NUR-SULTAN – The Fitch Ratings credit rating agency affirmed Kazakhstan’s Long-Term Foreign-Currency Issuer Default Rating (IDR) at the BBB with a stable outlook on Aug. 21. Despite the shocks associated with oil prices and the coronavirus epidemic, Kazakhstan has managed to maintain a low level of public debt that can cushion the country from external shocks with its fiscal buffers.
“Kazakhstan’s BBB IDRs balance strong fiscal and external balance sheets that are underpinned by accumulated oil fiscal revenues, against high commodity dependence and lower governance scores relative to its BBB peers. Public debt remains low and external and fiscal buffers remain robust despite the oil price and coronavirus shocks,” the Fitch report reads.
The Kazakh National Bank introduced a floating exchange rate in 2015 after the last oil price shock in 2014-2015. According to Fitch, this resulted in “a notable improvement in the economic policy framework” and “the tenge has acted as a shock absorber.”
The Fitch also projected that the effects of the epidemic and oil production cuts under OPEC+ will contract Kazakhstan’s real gross domestic product (GDP) by 2 percent in 2020. The agency also forecast “growth to rebound strongly to 5.0 percent in 2021 and 4.1 percent in 2022 as domestic activity revives and as ongoing investments in the $45 billion production expansion of the Tengiz oil field continue.”

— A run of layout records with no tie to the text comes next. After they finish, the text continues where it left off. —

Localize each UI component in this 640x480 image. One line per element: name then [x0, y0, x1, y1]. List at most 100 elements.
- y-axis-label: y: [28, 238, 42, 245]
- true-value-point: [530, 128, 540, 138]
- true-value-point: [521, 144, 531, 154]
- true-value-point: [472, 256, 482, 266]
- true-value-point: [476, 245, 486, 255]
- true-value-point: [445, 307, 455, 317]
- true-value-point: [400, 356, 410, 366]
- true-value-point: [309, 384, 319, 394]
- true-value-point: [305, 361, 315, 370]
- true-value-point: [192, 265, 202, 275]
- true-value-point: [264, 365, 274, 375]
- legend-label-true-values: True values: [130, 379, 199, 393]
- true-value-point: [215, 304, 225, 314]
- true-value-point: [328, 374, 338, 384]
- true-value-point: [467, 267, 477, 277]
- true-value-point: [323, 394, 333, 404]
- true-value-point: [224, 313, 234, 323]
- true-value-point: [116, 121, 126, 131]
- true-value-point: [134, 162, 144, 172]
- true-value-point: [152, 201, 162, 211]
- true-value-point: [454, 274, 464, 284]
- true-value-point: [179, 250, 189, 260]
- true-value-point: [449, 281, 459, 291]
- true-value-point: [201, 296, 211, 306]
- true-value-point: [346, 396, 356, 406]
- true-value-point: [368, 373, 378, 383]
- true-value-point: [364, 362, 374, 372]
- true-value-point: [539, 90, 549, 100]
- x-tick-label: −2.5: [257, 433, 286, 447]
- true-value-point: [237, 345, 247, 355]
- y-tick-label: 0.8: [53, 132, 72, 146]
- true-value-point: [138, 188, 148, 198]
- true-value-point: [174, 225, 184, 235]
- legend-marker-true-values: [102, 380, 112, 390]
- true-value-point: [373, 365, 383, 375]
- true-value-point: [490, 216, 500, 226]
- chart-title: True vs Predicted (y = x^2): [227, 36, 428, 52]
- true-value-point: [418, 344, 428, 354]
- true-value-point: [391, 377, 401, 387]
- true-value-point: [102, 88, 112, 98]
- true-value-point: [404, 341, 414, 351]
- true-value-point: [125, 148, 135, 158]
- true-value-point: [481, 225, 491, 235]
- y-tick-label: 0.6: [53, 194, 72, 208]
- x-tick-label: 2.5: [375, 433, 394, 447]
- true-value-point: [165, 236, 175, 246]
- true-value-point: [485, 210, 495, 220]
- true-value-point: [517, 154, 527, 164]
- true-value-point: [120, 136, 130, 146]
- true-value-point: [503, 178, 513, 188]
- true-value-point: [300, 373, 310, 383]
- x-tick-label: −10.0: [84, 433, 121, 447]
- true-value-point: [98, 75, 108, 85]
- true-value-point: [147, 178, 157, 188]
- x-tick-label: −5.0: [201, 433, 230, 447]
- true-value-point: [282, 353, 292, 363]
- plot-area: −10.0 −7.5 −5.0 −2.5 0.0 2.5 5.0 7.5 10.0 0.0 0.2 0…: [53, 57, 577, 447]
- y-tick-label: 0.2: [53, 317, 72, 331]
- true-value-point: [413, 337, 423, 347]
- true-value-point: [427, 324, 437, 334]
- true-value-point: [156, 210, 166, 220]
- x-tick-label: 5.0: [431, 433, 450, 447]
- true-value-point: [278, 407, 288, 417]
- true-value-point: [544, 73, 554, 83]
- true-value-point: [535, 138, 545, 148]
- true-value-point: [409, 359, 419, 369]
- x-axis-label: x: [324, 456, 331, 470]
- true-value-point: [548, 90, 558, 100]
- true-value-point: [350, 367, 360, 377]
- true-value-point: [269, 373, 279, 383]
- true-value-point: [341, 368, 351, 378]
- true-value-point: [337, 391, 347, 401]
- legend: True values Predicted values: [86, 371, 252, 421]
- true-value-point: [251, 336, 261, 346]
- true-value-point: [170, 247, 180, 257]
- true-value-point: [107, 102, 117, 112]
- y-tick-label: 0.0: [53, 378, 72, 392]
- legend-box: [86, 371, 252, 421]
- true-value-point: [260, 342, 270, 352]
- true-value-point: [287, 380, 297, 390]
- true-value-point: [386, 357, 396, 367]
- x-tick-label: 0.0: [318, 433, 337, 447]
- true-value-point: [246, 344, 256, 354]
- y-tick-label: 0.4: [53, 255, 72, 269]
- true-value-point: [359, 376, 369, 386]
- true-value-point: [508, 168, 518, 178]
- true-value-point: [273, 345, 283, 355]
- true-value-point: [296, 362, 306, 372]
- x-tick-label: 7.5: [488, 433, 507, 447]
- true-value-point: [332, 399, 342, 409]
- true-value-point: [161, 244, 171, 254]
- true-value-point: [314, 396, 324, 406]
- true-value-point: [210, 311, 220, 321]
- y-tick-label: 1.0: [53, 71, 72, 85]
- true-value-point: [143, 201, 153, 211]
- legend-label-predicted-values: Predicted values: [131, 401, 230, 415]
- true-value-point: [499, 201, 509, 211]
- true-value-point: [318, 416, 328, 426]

“The government’s anti-crisis measures have partially offset the adverse impact on growth. The fall in oil prices should not affect near-term oil and gas investment, but could affect longer-term investment decisions,” the report explained.
In addition to this, the agency highlighted that Kazakh banks entered the coronavirus period on a “stronger footing following the resolution of problems in banks and several years of restructuring,” asset quality review and implementation of remedial measures. Although the agency expects banks’ asset quality to worsen during a pandemic, the Kazakh “banking sector is now better prepared due to strong pre-impairment profitability and significant capital and liquidity buffers.”
According to Fitch, Kazakhstan can improve its rating if the country enhances policy predictability and effectiveness through strengthening its economic policy framework and institutional capacity to further. Also the upgrade might come with “improvement in the resilience of the economy and public finances to commodity price shocks.”
Since March 9, Fitch Ratings has negatively revised the credit ratings and forecasts of more than 60 percent of countries. The list of revisions includes the U.S.A., Canada, Japan, Great Britain, France, Chile, Azerbaijan, and Georgia.